Miles Morales also has an origin story differing from all the other Spider-men in their myriad parallel versions that both set him apart from the throng, and set him at odds with them. This, again, is crucial to a story set in a multiverse setting, to prevent one’s viewpoint character from being buried in an avalanche of twins. There has to be something setting him apart, more than merely the fact that the audience laid eyes on him first. Here the writers do so.
Let it be said that and any film, science fictional or otherwise, opening up curiosity about metaphysical questions wins high praise from me.
The film is not only eye-dazzling in its experimental animation techniques, it is eye-opening in the themes and questions it raises.
It is not woke, or not obviously so, and is a worthy entry to the Spider-Man canon. Miles, despite the name, is not merely a token minority Spider-Man knock-off, but a real hero, a real teen, a real character portrayed as flawed but unwilling to surrender to failure.

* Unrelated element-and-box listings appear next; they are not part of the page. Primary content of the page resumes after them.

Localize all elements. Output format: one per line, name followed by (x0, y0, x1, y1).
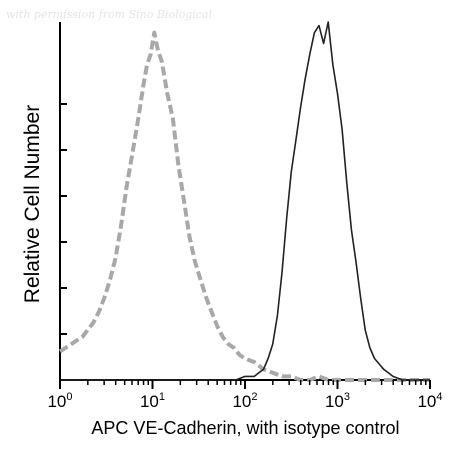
y-axis-label: Relative Cell Number (21, 104, 44, 304)
watermark: with permission from Sino Biological (6, 8, 213, 21)
x-axis-label: APC VE-Cadherin, with isotype control (91, 418, 400, 438)
x-tick-label: 100 (47, 391, 72, 411)
x-tick-label: 101 (140, 391, 165, 411)
isotype-control-series (58, 30, 430, 382)
ve-cadherin-series (60, 21, 430, 381)
x-ticks: 100 101 102 103 104 (47, 380, 443, 411)
series-layer (58, 21, 430, 382)
x-tick-label: 102 (232, 391, 257, 411)
axes (59, 22, 430, 381)
x-tick-label: 103 (325, 391, 350, 411)
x-tick-label: 104 (417, 391, 442, 411)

The film ends, or, rather ends in a cliffhanger, with Miles Morale captured by a villain he defeated in the first film, or a version of him, and chained to a post, while Spider-Gwen gathered the band of spider-heroes from the first film together for a rescue, while the Spot, now living spacewarp of world-ending magnitude, looms over the skyline, laughing maniacally.
To be continued.
My recommendation is a strong one. I see few drawbacks in the film, perhaps none. There is at least one young man of my acquaintance, a friend of my sons, whose disinterest in the superhero genre was reversed by this film.
Will Miles and Gwen get together? Is Gwendolyn Morales as possibility somewhere in the multiverse? We must wait for the sequel to discover this and other mysteries.